Uma das fraquezas da vida diplomática é a possibilidade de alguém se deixar seduzir de tal modo pelo país ou pelo governo junto do qual atua que passa, de forma mais um menos acrítica, a tomar como suas as respetivas posições, muitas vezes em contraponto às próprias orientações do Estado que representa.
"To go native" (ou, em tradução livre, ficar igual aos locais) é uma forma de mimetismo diplomático que pode arruinar a função e tornar irrelevante, quando não contraproducente, a ação do diplomata. Esta atitude pode comparar-se a uma outra, de sinal contrário, igualmente nefasta: a rejeição e diabolização das instituições e das figuras do país onde se atua, conduzindo a uma sistemática crítica negativa das suas políticas e tomadas de posição.
Conheço muitos casos de diplomatas que "went native", subscrevendo, com regular entusiasmo, tudo quanto emane do governo junto do qual estão a atuar, relevando a sabedoria das suas políticas, a argúcia dos seus dirigentes e a sistemática razão que lhes assiste. A maioria das vezes, isso não tem a menor das importâncias, para além do facto de desvalorizar o trabalho de informação que deve ser efetuado pelo posto.
Um problema surge, porém, se e quando há algum conflito de interesses entre o governo que esse diplomata representa e o Estado junto do qual está acreditado. Por real convicção ou por tropismo comodista, já vi casos de colegas apostados em tentar que as nossas autoridades mudem de posição, que Lisboa siga no sentido dos interesses... dos outros. Às vezes, o argumentário acaba por ser tão criativo que não pode deixar de ter-se alguma admiração profissional por quem, do outro lado, os conseguiu convencer...
Que fique bem claro que não estou aqui a falar de "traição" ou sequer de deslealdade, coisa com que, felizmente, nunca na minha vida profissional deparei em nenhum colega - o que, aliás, seria muito estranho, num corpo diplomático, como o português, onde o patriotismo é uma marca bem reconhecida. Trata-se apenas da emergência sincera de uma convicção de que a posição do nosso país está errada e de que certa é a daquele em cuja capital vive. Ora a vida diplomática é o contrário disso: é a necessidade de fazermos passar mensagens favoráveis aos interesses que as autoridades do nosso país entendem dever promover como sendo os nossos, mesmo que não tenham "pitada" de razão. Como dizem os americanos - e todos os diplomatas devem ter como lema -, "my country, right or wrong".

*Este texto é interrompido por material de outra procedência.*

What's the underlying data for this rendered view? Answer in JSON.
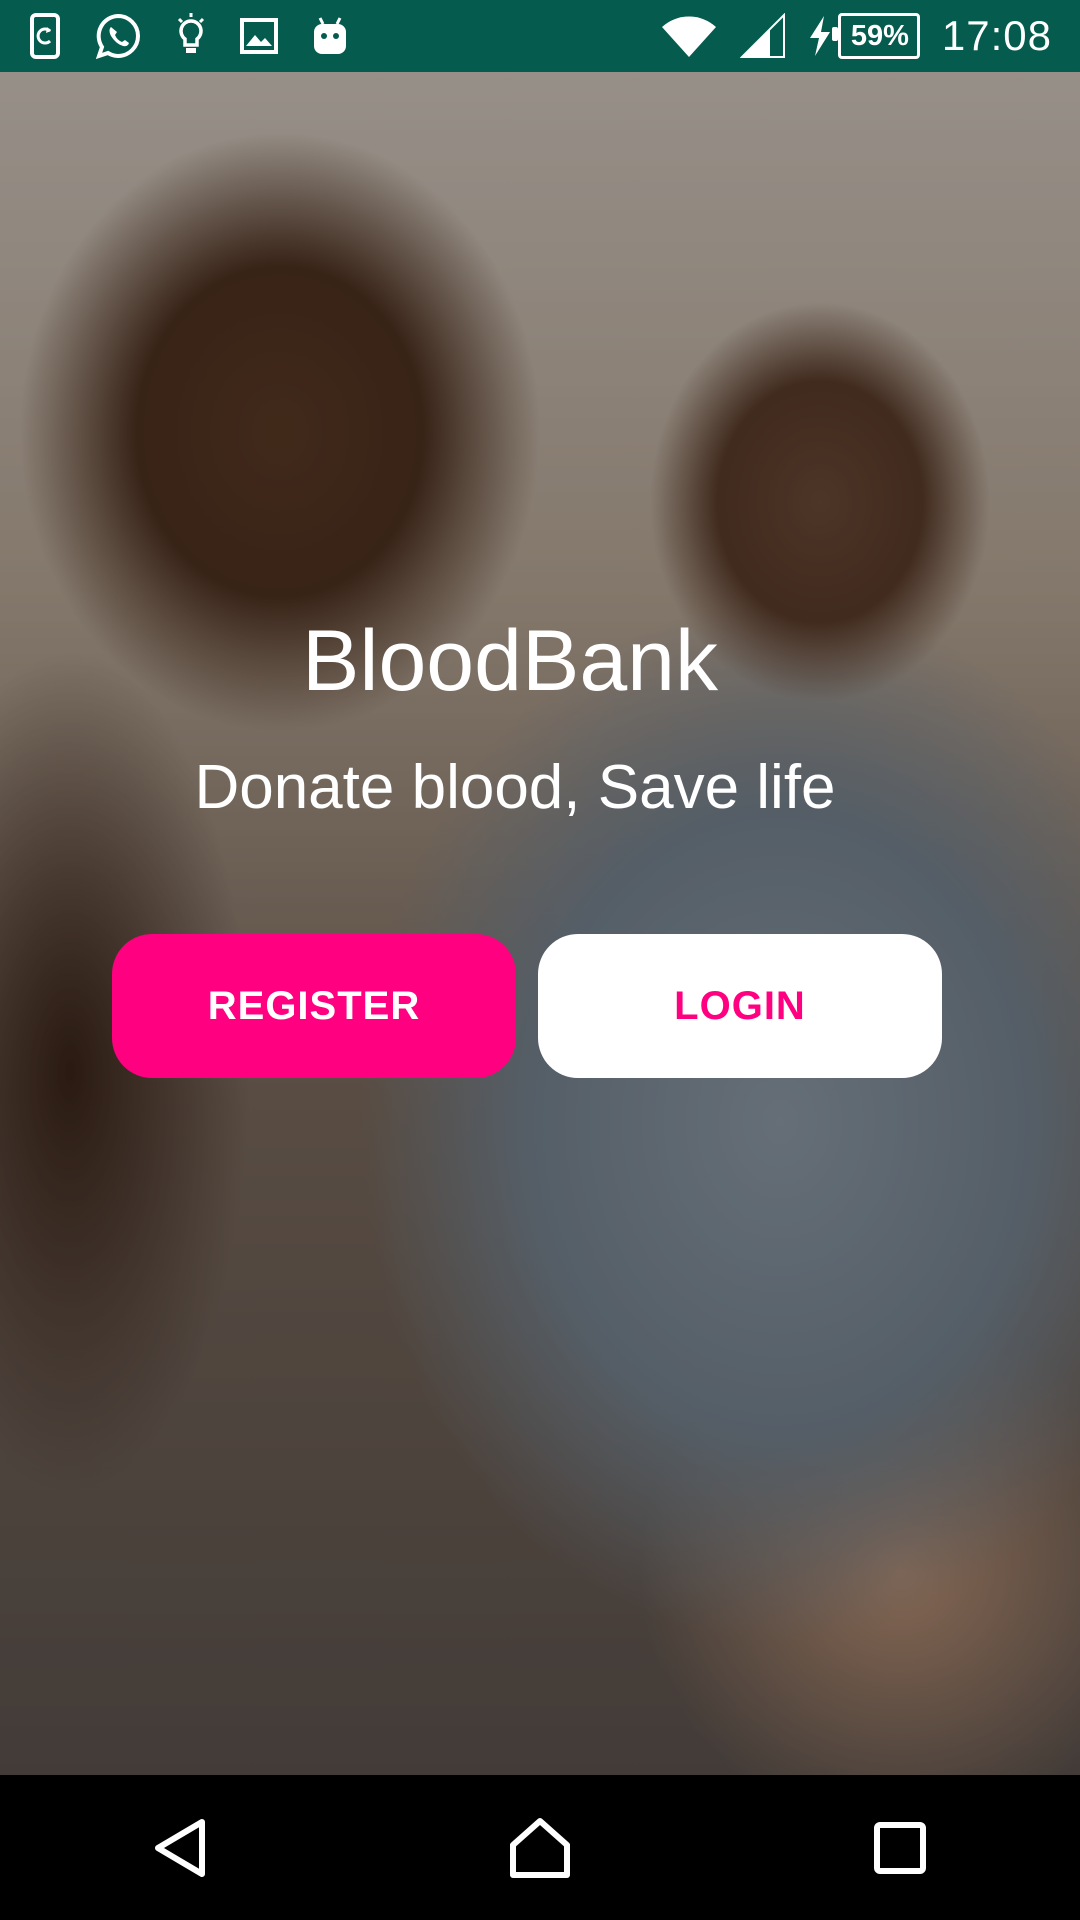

Muitas histórias poderia contar para ilustrar este tipo de atitude, mas, a este propósito e num sentido algo diverso, vem-me à memória a relutância que um dia notei, de um representante português junto de uma organização internacional, em obstaculizar a entrada da Indonésia num determinado comité. Tratava-se de uma instância onde a unanimidade era requerida e, por essa razão, Portugal poderia aí objetivar a sua política de então, que era criar dificuldades ao país cujo isolamento tentávamos garantir, como indireta pressão para contrariar a sua atitude no caso timorense. O argumentário técnico para justificar a nossa rejeição à pretensão de Jacarta era nulo, pelo que se imagina o embaraço do diplomata português junto dos seus colegas, ao ser-lhe pedido para explicar o inexplicável. Mas ele era pago para isso...
Depois de ter suscitado por escrito, ou em contacto com os serviços do MNE, todas as sua possíveis objeções às nossas instruções, o embaixador pediu para me falar - estava eu então em funções de natureza política. Pelo telefone, explicou-me a sua dificuldade: "Eu não tenho argumentos para me opor à admissão da Indonésia. Os meus colegas acham ridícula a minha posição e isto é quase um vexame!". Reparei que o homem estava, de facto, numa posição difícil. Perguntei-lhe: "Mas você acha que nós não temos razão?". Ao que me respondeu, um tanto aflito: "Bom, nós temos as nossas razões, só que eu as não posso dizer abertamente, porque eles nunca as aceitariam".
Nesse passo da conversa, não vi outra solução: "Meu caro, nesse caso, 'go native' e diga aos seus colegas que, por si, até concordaria com eles e deixaria entrar a Indonésia. Mas que, 'lá de Lisboa', as ordens são imperativas e que você, como profissional que é, as não pode contrariar. Eles perceberão". E ele assim fez. E julgo que os colegas perceberam.